Share your work-integrated learning experience
Graduate Studies and Postdoctoral Affairs (GSPA) and Co-operative and Experience Education (CEE) would like to hear about your work-integrated learning (WIL) experience.
What do we mean by graduate WIL? Many graduate students are involved in discipline-specific research activities that constitute WIL either as part of degree requirements (e.g., thesis or Master’s Research Project) or as additional research projects during their graduate training. Such research would involve an industry or community partner and an identified Waterloo faculty collaborator (in most cases, the research supervisor). For research to be considered WIL, it must include:
- Co-creation of research objectives between the external partner and the student/faculty member;
- Active engagement and interaction between the student and the external partner;
- The external partner’s role in providing feedback or assessing the student’s work.
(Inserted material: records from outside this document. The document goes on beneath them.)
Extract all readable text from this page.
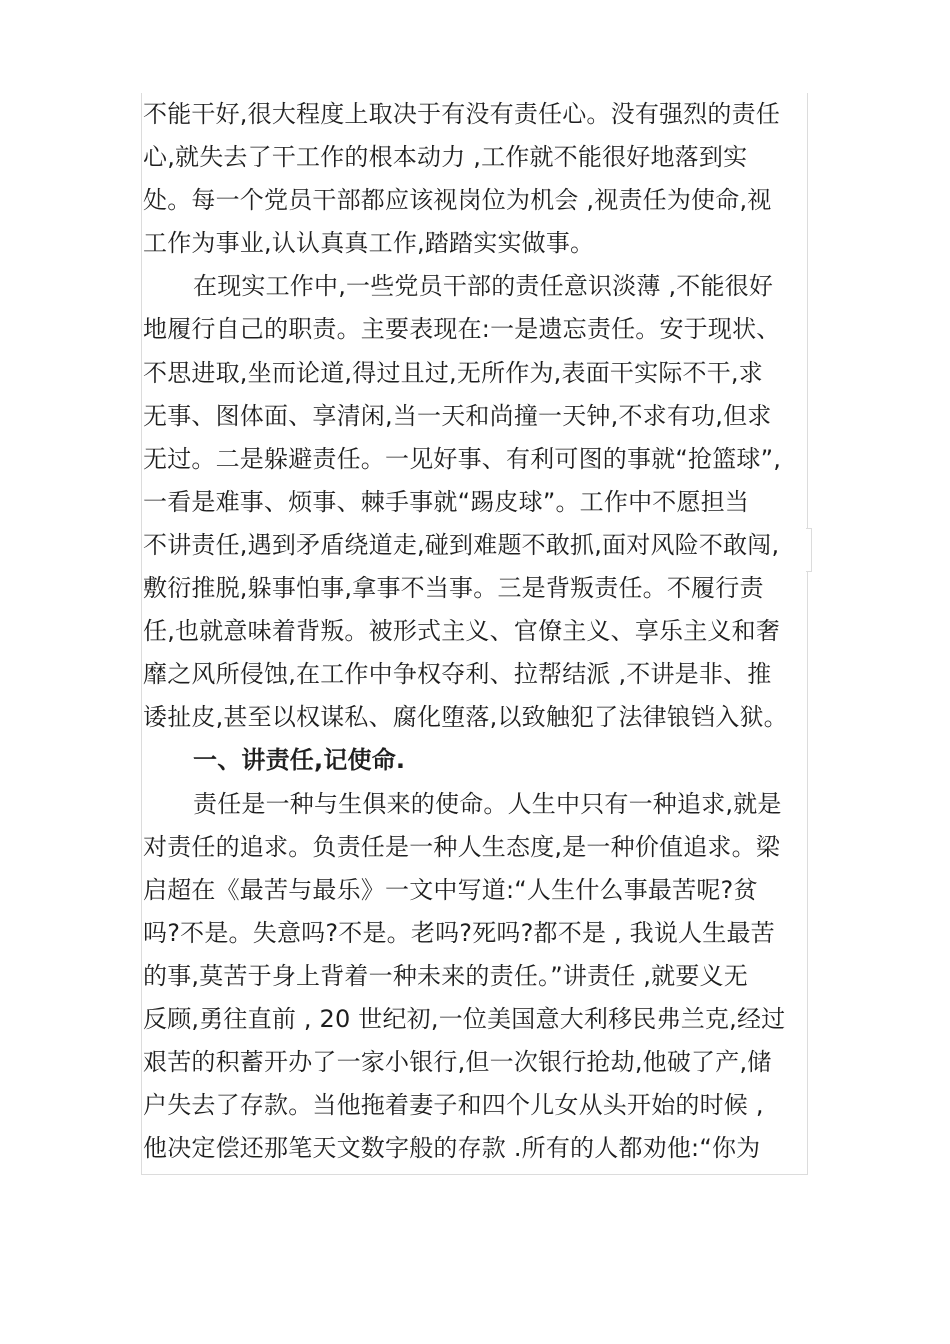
不能干好,很大程度上取决于有没有责任心。没有强烈的责任
心,就失去了干工作的根本动力 ,工作就不能很好地落到实
处。每一个党员干部都应该视岗位为机会 ,视责任为使命,视
工作为事业,认认真真工作,踏踏实实做事。
在现实工作中,一些党员干部的责任意识淡薄 ,不能很好
地履行自己的职责。主要表现在:一是遗忘责任。安于现状、
不思进取,坐而论道,得过且过,无所作为,表面干实际不干,求
无事、图体面、享清闲,当一天和尚撞一天钟,不求有功,但求
无过。二是躲避责任。一见好事、有利可图的事就“抢篮球”,
一看是难事、烦事、棘手事就“踢皮球”。工作中不愿担当
不讲责任,遇到矛盾绕道走,碰到难题不敢抓,面对风险不敢闯,
敷衍推脱,躲事怕事,拿事不当事。三是背叛责任。不履行责
任,也就意味着背叛。被形式主义、官僚主义、享乐主义和奢
靡之风所侵蚀,在工作中争权夺利、拉帮结派 ,不讲是非、推
诿扯皮,甚至以权谋私、腐化堕落,以致触犯了法律锒铛入狱。
一、讲责任,记使命.
责任是一种与生俱来的使命。人生中只有一种追求,就是
对责任的追求。负责任是一种人生态度,是一种价值追求。梁
启超在《最苦与最乐》一文中写道:“人生什么事最苦呢?贫
吗?不是。失意吗?不是。老吗?死吗?都不是 , 我说人生最苦
的事,莫苦于身上背着一种未来的责任。”讲责任 ,就要义无
反顾,勇往直前 , 20 世纪初,一位美国意大利移民弗兰克,经过
艰苦的积蓄开办了一家小银行,但一次银行抢劫,他破了产,储
户失去了存款。当他拖着妻子和四个儿女从头开始的时候 ,
他决定偿还那笔天文数字般的存款 .所有的人都劝他:“你为
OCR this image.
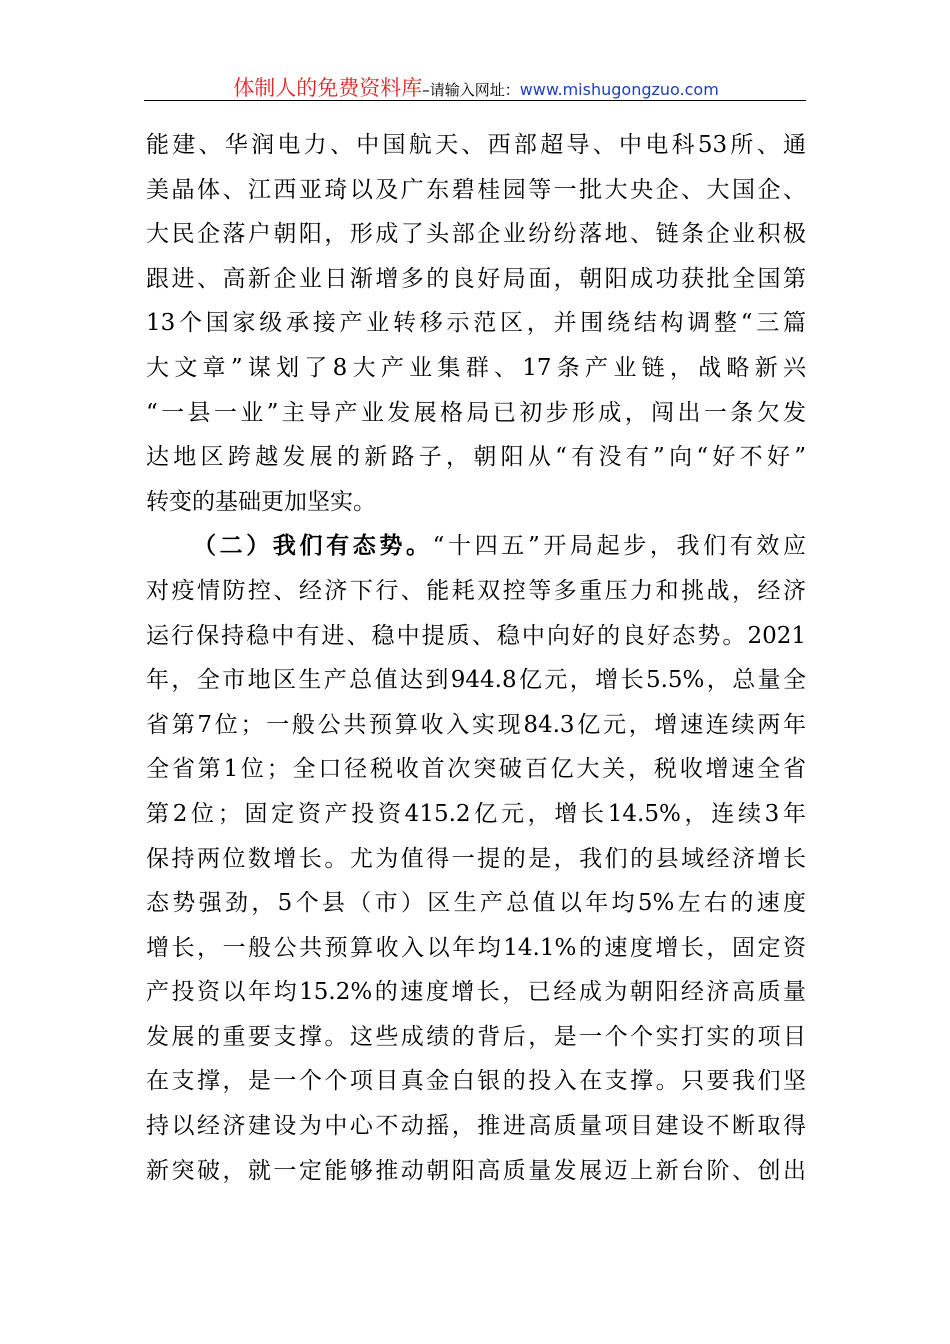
体制人的免费资料库–请输入网址：www.mishugongzuo.com
能建、华润电力、中国航天、西部超导、中电科53所、通
美晶体、江西亚琦以及广东碧桂园等一批大央企、大国企、
大民企落户朝阳，形成了头部企业纷纷落地、链条企业积极
跟进、高新企业日渐增多的良好局面，朝阳成功获批全国第
13个国家级承接产业转移示范区，并围绕结构调整“三篇
大文章”谋划了8大产业集群、17条产业链，战略新兴
“一县一业”主导产业发展格局已初步形成，闯出一条欠发
达地区跨越发展的新路子，朝阳从“有没有”向“好不好”
转变的基础更加坚实。
（二）我们有态势。“十四五”开局起步，我们有效应
对疫情防控、经济下行、能耗双控等多重压力和挑战，经济
运行保持稳中有进、稳中提质、稳中向好的良好态势。2021
年，全市地区生产总值达到944.8亿元，增长5.5%，总量全
省第7位；一般公共预算收入实现84.3亿元，增速连续两年
全省第1位；全口径税收首次突破百亿大关，税收增速全省
第2位；固定资产投资415.2亿元，增长14.5%，连续3年
保持两位数增长。尤为值得一提的是，我们的县域经济增长
态势强劲，5个县（市）区生产总值以年均5%左右的速度
增长，一般公共预算收入以年均14.1%的速度增长，固定资
产投资以年均15.2%的速度增长，已经成为朝阳经济高质量
发展的重要支撑。这些成绩的背后，是一个个实打实的项目
在支撑，是一个个项目真金白银的投入在支撑。只要我们坚
持以经济建设为中心不动摇，推进高质量项目建设不断取得
新突破，就一定能够推动朝阳高质量发展迈上新台阶、创出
This survey seeks your input about your graduate WIL involvement with an external (outside of the University of Waterloo) partner. Your feedback will help us enhance support for graduate WIL opportunities and the students participating in them.
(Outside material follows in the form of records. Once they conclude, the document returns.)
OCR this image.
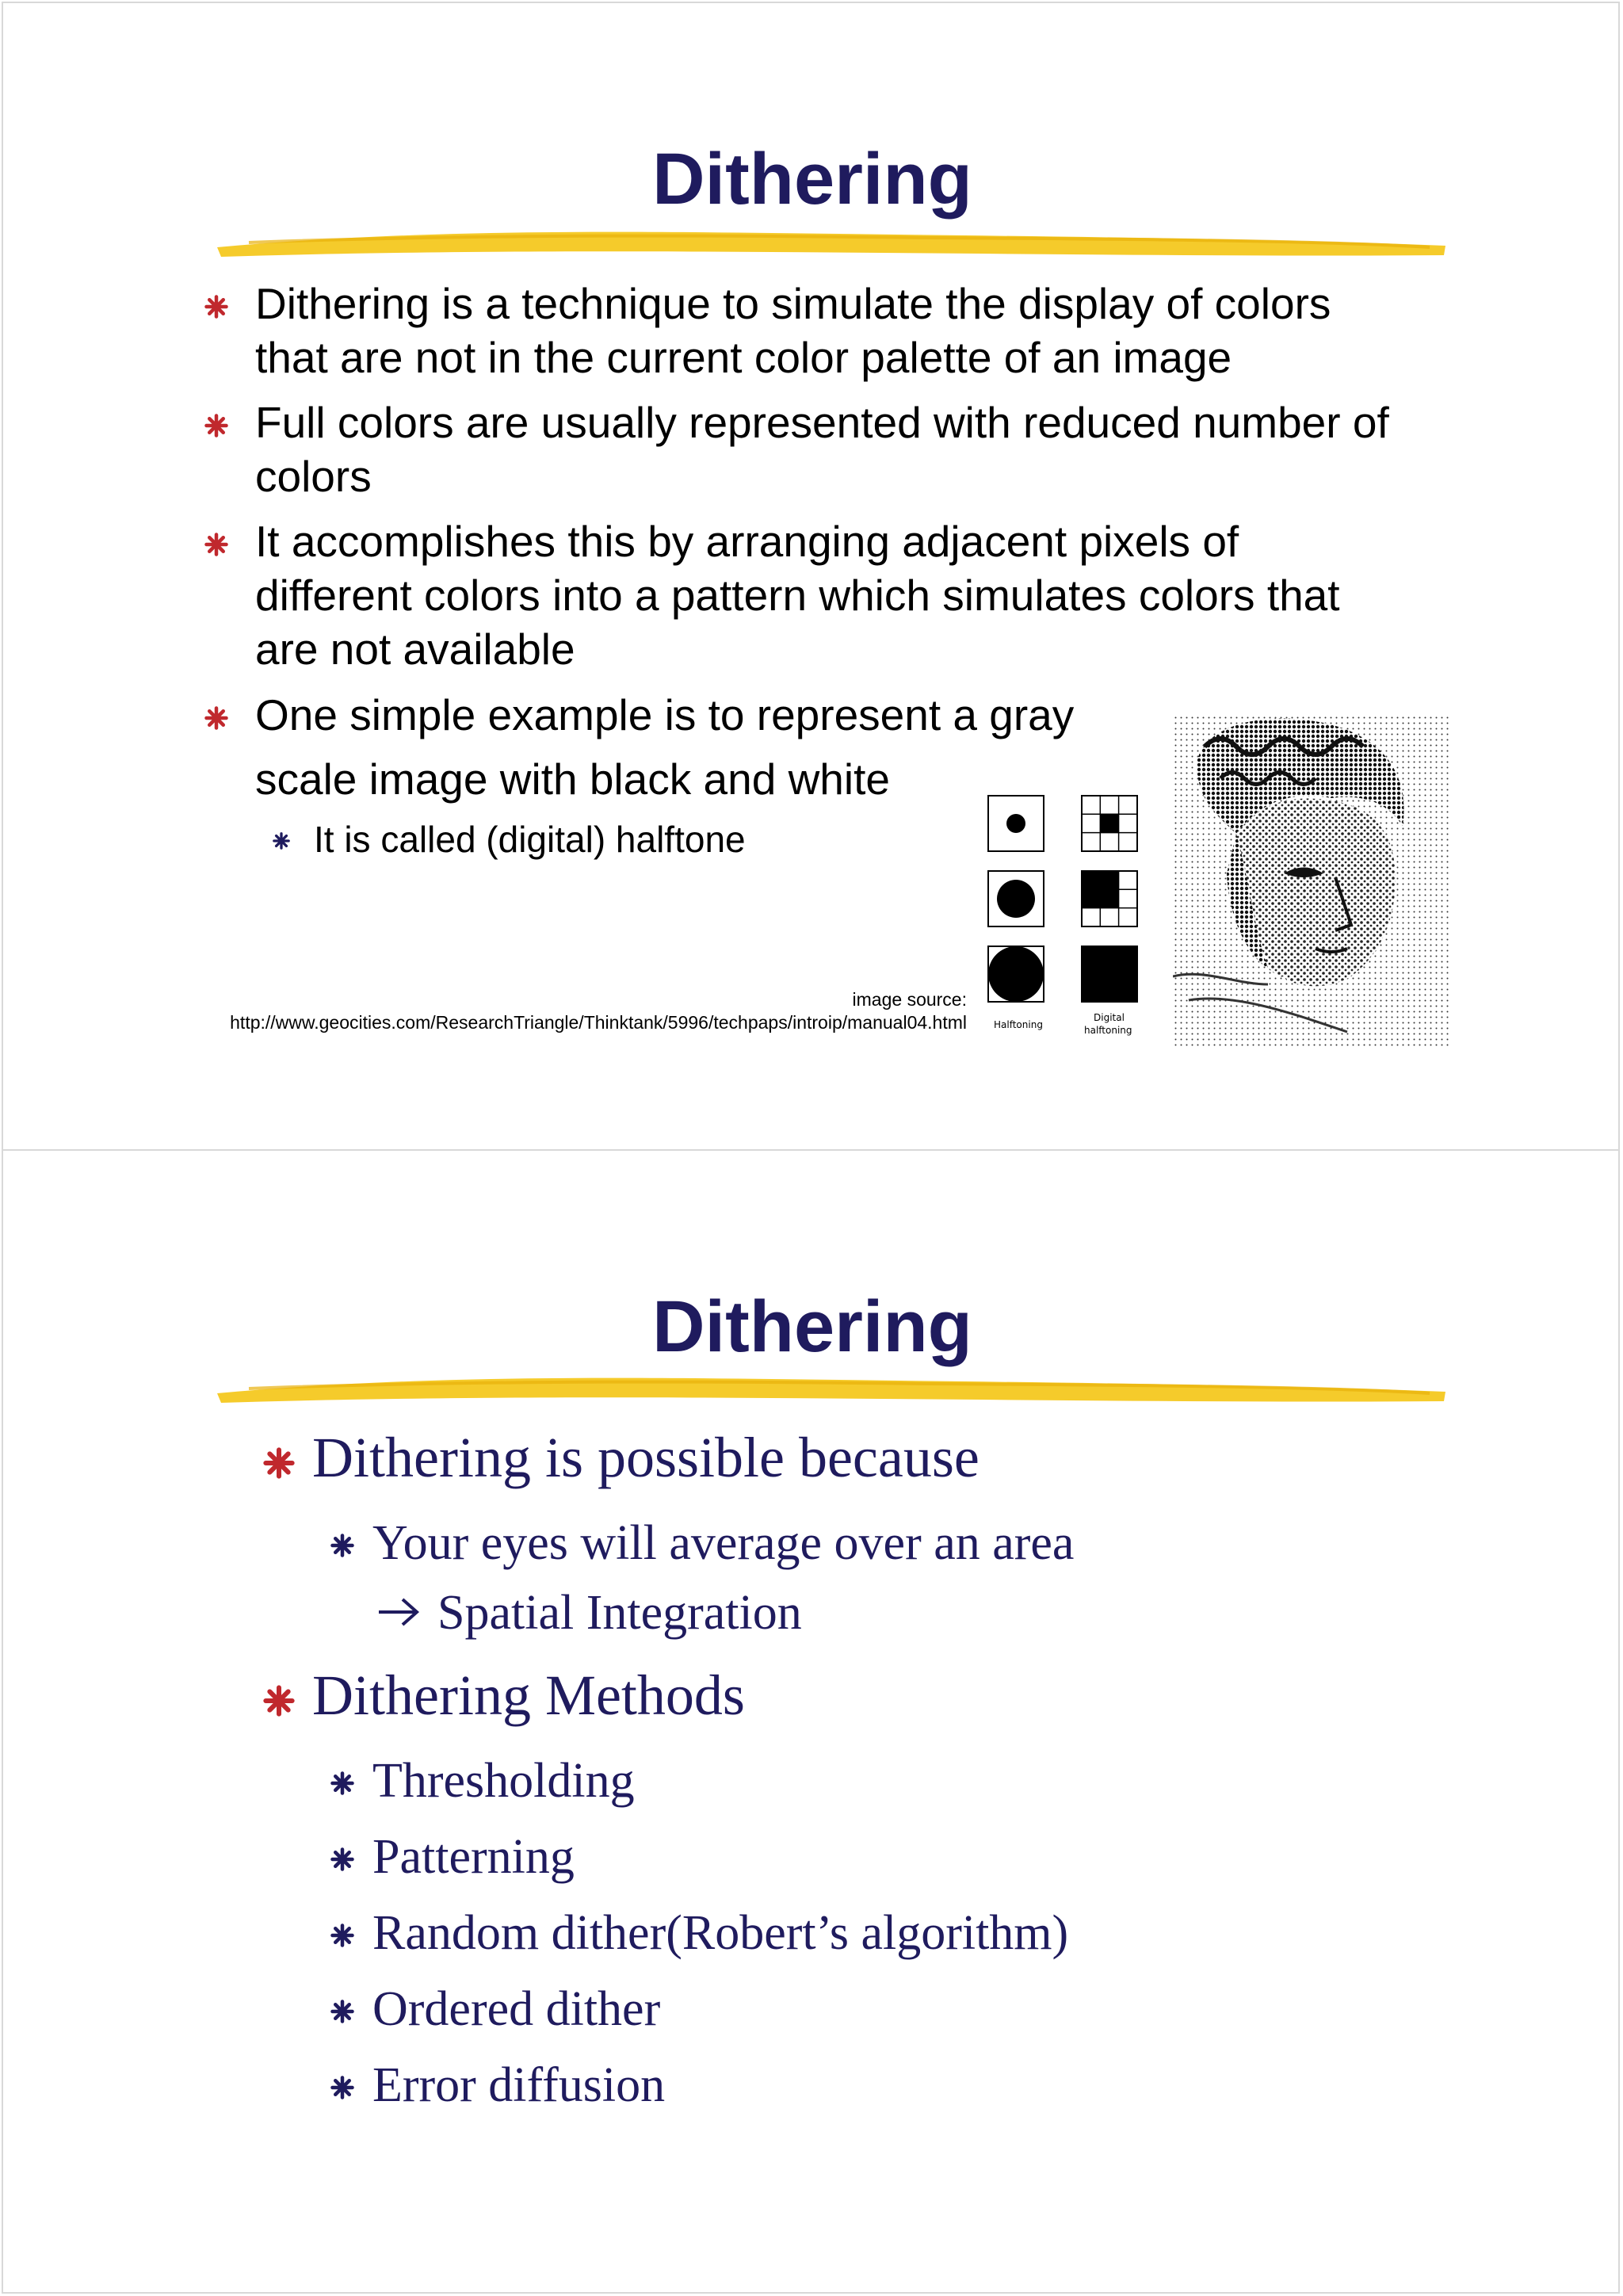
Dithering
Dithering is a technique to simulate the display of colors
that are not in the current color palette of an image
Full colors are usually represented with reduced number of
colors
It accomplishes this by arranging adjacent pixels of
different colors into a pattern which simulates colors that
are not available
One simple example is to represent a gray
scale image with black and white
It is called (digital) halftone
image source:
http://www.geocities.com/ResearchTriangle/Thinktank/5996/techpaps/introip/manual04.html	Halftoning
Digital
halftoning
Dithering
Dithering is possible because
Your eyes will average over an area
Spatial Integration
Dithering Methods
Thresholding
Patterning
Random dither(Robert’s algorithm)
Ordered dither
Error diffusion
The survey will take about 10 minutes and will be available until 11:59 pm on December 6, 2024.
Participation in this survey is confidential and voluntary1. You may decline to respond to any question by leaving it blank. Public survey reports will include only summarized results, ensuring no individual can be identified. Access to the raw survey data will be limited to authorized personnel at GSPA and CEE who are responsible for analyzing and interpreting the results. This data will be stored for one year in a secure, encrypted and password protected location.
1 This online survey is operated by Qualtrics. Qualtrics has implemented technical, administrative, and physical safeguards to protect the information provided via the Services from loss, misuse, and unauthorized access, disclosure, alteration, or destruction. However, no Internet transmission is ever fully secure or error free.